The output can be found here.

To detect adaptively introgressed variants from Neanderthal introgression only, we can use:

sai score --vcf examples/data/1KG.nea_den.chr9.example.vcf.gz \
          --ref examples/data/1KG.ref.samples.txt \
          --tgt examples/data/1KG.tgt.samples.txt \
          --src examples/data/1KG.nea_den.samples.txt \
          --anc-alleles examples/data/hg19.chr9.example.anc.alleles.bed \
          --chr-name 9 --stat U50 --w 0.01 --y =1 =0 \
          --win-len 40000 --win-step 40000 \
          --output examples/results/1KG.nea_den.chr9.example.nea.specific.U50.scores.tsv

Here, we set --y =1 =0 to require that the variant be fixed in the Neanderthal individual and absent in the Denisovan.

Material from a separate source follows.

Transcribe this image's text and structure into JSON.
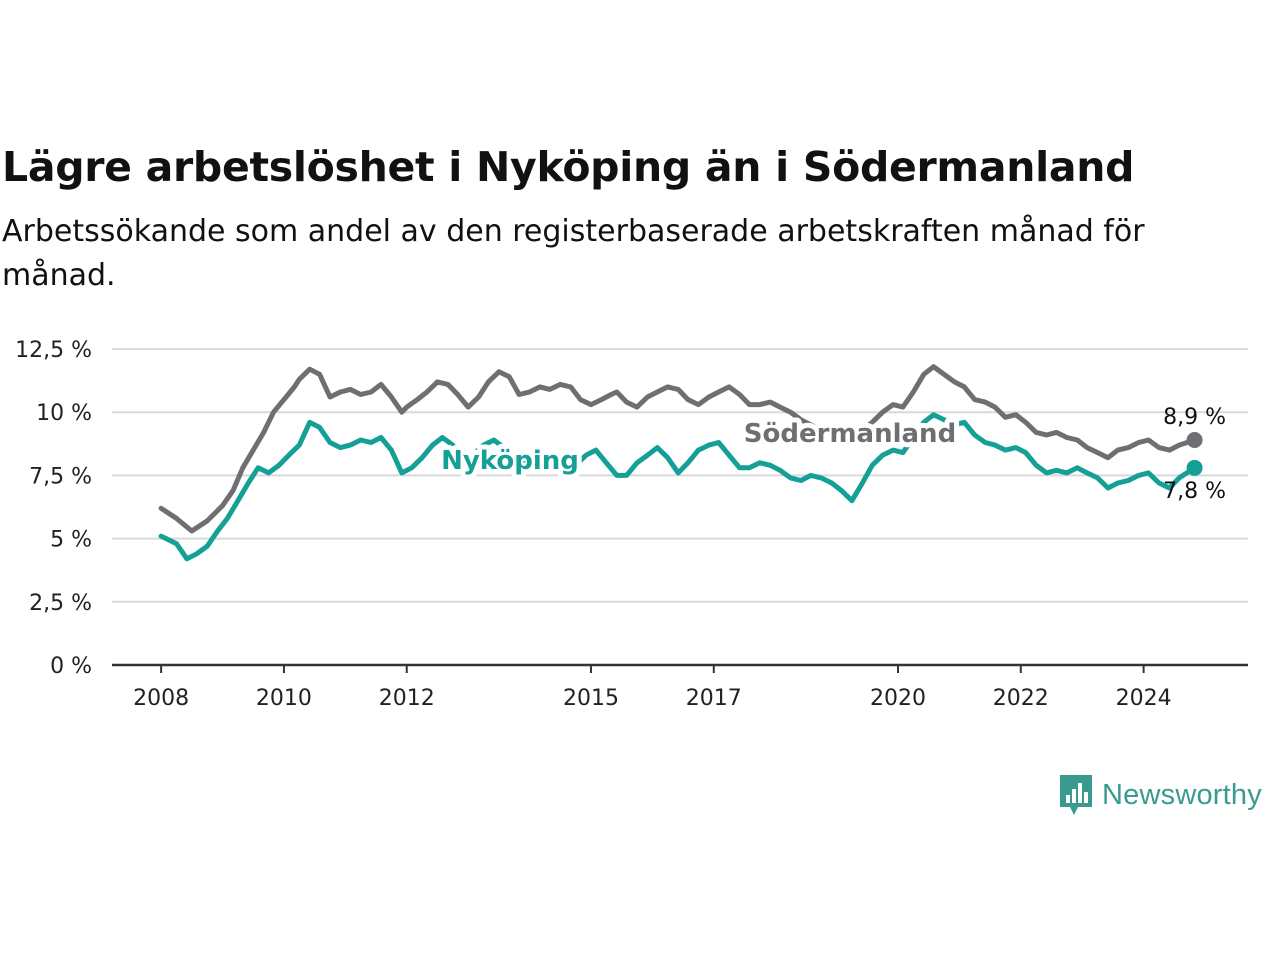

This ensures that only Neanderthal-specific variants are considered as potential candidates for introgression. The output can be found here.

To detect adaptively introgressed variants from Denisovan introgression only, we can use:

sai score --vcf examples/data/1KG.nea_den.chr9.example.vcf.gz \
          --ref examples/data/1KG.ref.samples.txt \
          --tgt examples/data/1KG.tgt.samples.txt \
          --src examples/data/1KG.nea_den.samples.txt \
          --anc-alleles examples/data/hg19.chr9.example.anc.alleles.bed \
          --chr-name 9 --stat U50 --w 0.01 --y =0 =1 \
          --win-len 40000 --win-step 40000 \
          --output examples/results/1KG.nea_den.chr9.example.den.specific.U50.scores.tsv

In this case, --y =0 =1 requires that the variant be fixed in the Denisovan individual and absent in the Neanderthal, thereby identifying variants potentially introgressed from Denisovans only. The output can be found here.

Any number of source populations is supported, including one, two, or more. However, note that the order of values provided to --y must match the order of source populations as specified in the file given by --src. For example, in examples/data/1KG.nea_den.samples.txt, the first source population is Neanderthal and the second is Denisovan. Therefore, --y =1 =0 specifies that the variant must be fixed in Neanderthals and absent in Denisovans, while --y =0 =1 specifies the reverse.

Providing --y values in the wrong order (e.g., reversing the values without changing the order of the populations in --src) will result in incorrect interpretation of source-specific introgression signals.